Rovio Leverages the Mighty Eagle to Break Revenue-Share Standards
Rovio is trying to figure out the best way to monetize its popular Angry Birds game on the Android platform.
Last week, it made its first inroads after launching a pilot with T-Mobile USA that breaks the conventional revenue-sharing agreement first established by Apple.
Currently, a developer’s cut on Apple’s App Store, and most every other platform, is 70 percent. Apple — or in the case of Android, Google — gets the rest.
“We don’t agree on the concept of the 70-30 split,” said Julien Fourgeaud of Rovio, who wears a one-of-a-kind green pig hooded sweatshirt and holds the title of “bad piggy bank manager and magician.”
The arrangement “will not help drive the industry forward. It has so far, but it will have to change,” he added.
Fourgeaud would not say what rabbit he pulled out of his hat, but that the split was “better” than today’s standard. “Our goal is to drive it globally,” he said.
T-Mobile customers playing Angry Birds now will be able to purchase the Mighty Eagle for $1 and apply it to their carrier bill. See the video below for an explanation of what the Mighty Eagle is, but essentially it swoops in to help you when you’ve gotten stuck at a particular level.
It is the first time that carrier billing has been implemented by Rovio, even though it has previously announced deals with others.

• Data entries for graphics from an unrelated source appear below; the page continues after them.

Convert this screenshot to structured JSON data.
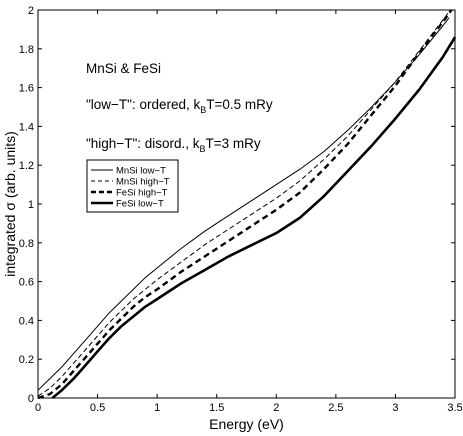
{
  "chart_data": {
    "type": "line",
    "xlabel": "Energy (eV)",
    "ylabel": "integrated σ (arb. units)",
    "xlim": [
      0,
      3.5
    ],
    "ylim": [
      0,
      2
    ],
    "xticks": [
      "0",
      "0.5",
      "1",
      "1.5",
      "2",
      "2.5",
      "3",
      "3.5"
    ],
    "yticks": [
      "0",
      "0.2",
      "0.4",
      "0.6",
      "0.8",
      "1",
      "1.2",
      "1.4",
      "1.6",
      "1.8",
      "2"
    ],
    "grid": false,
    "legend_position": "center-left",
    "annotations": {
      "line1": "MnSi & FeSi",
      "line2_pre": "\"low−T\": ordered, k",
      "line2_sub": "B",
      "line2_post": "T=0.5 mRy",
      "line3_pre": "\"high−T\": disord., k",
      "line3_sub": "B",
      "line3_post": "T=3 mRy"
    },
    "series": [
      {
        "name": "MnSi low−T",
        "style": "thin-solid",
        "x": [
          0,
          0.1,
          0.2,
          0.3,
          0.4,
          0.5,
          0.6,
          0.7,
          0.8,
          0.9,
          1.0,
          1.2,
          1.4,
          1.6,
          1.8,
          2.0,
          2.2,
          2.4,
          2.6,
          2.8,
          3.0,
          3.2,
          3.4,
          3.45
        ],
        "values": [
          0.04,
          0.1,
          0.16,
          0.23,
          0.3,
          0.37,
          0.44,
          0.5,
          0.56,
          0.62,
          0.67,
          0.77,
          0.86,
          0.94,
          1.02,
          1.1,
          1.18,
          1.27,
          1.38,
          1.5,
          1.63,
          1.77,
          1.92,
          1.96
        ]
      },
      {
        "name": "MnSi high−T",
        "style": "thin-dashed",
        "x": [
          0,
          0.1,
          0.2,
          0.3,
          0.4,
          0.5,
          0.6,
          0.7,
          0.8,
          0.9,
          1.0,
          1.2,
          1.4,
          1.6,
          1.8,
          2.0,
          2.2,
          2.4,
          2.6,
          2.8,
          3.0,
          3.2,
          3.4,
          3.45
        ],
        "values": [
          0.01,
          0.05,
          0.11,
          0.18,
          0.25,
          0.32,
          0.39,
          0.45,
          0.51,
          0.56,
          0.61,
          0.7,
          0.79,
          0.87,
          0.95,
          1.03,
          1.12,
          1.23,
          1.35,
          1.49,
          1.63,
          1.79,
          1.95,
          1.99
        ]
      },
      {
        "name": "FeSi high−T",
        "style": "thick-dashed",
        "x": [
          0,
          0.1,
          0.2,
          0.3,
          0.4,
          0.5,
          0.6,
          0.7,
          0.8,
          0.9,
          1.0,
          1.2,
          1.4,
          1.6,
          1.8,
          2.0,
          2.2,
          2.4,
          2.6,
          2.8,
          3.0,
          3.2,
          3.4,
          3.47
        ],
        "values": [
          0.0,
          0.02,
          0.07,
          0.14,
          0.21,
          0.28,
          0.35,
          0.41,
          0.47,
          0.52,
          0.56,
          0.65,
          0.73,
          0.81,
          0.89,
          0.97,
          1.06,
          1.18,
          1.31,
          1.46,
          1.61,
          1.78,
          1.94,
          2.0
        ]
      },
      {
        "name": "FeSi low−T",
        "style": "thick-solid",
        "x": [
          0.12,
          0.2,
          0.3,
          0.4,
          0.5,
          0.6,
          0.7,
          0.8,
          0.9,
          1.0,
          1.2,
          1.4,
          1.6,
          1.8,
          2.0,
          2.2,
          2.4,
          2.6,
          2.8,
          3.0,
          3.2,
          3.4,
          3.5
        ],
        "values": [
          0.0,
          0.04,
          0.1,
          0.17,
          0.24,
          0.31,
          0.37,
          0.42,
          0.47,
          0.51,
          0.59,
          0.66,
          0.73,
          0.79,
          0.85,
          0.93,
          1.04,
          1.17,
          1.3,
          1.44,
          1.59,
          1.76,
          1.86
        ]
      }
    ]
  }
}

Up until now, Rovio had been giving away the game for free on Android and monetizing it using advertising. And until now, Android users were not able to purchase the Mighty Eagle, and all of those not on T-Mobile still won’t be able to.
Rovio is an exception on Android. Other game developers are using Google’s own Checkout to charge for games, or are working with other third parties to enable carrier billing. Google is also signing up partnerships with carriers to enable charges to more seamlessly appear on monthly bills.
However, Fourgeaud says it’s unclear how many Android users have signed up for Checkout, which makes it difficult to justify implementing. That compares to Apple’s iPhone customers, who are required to input a credit card number when signing up for iTunes.
“I’m still looking for those numbers,” he said. “Google has a strategy that is taking more time to implement.”
Rovio’s next step will be to leverage the cost savings it was able to negotiate and create a payments platform that other mobile developers can use. The Bad Piggy Bank, as it is called, will handle in-app transactions using carrier billing.
Still, even with carrier billing, T-Mobile customers will have to take a few steps to play the version of Angry Birds with the Mighty Eagle. The quickest way is by texting “BIRDS” to 6255 to receive a link with instructions.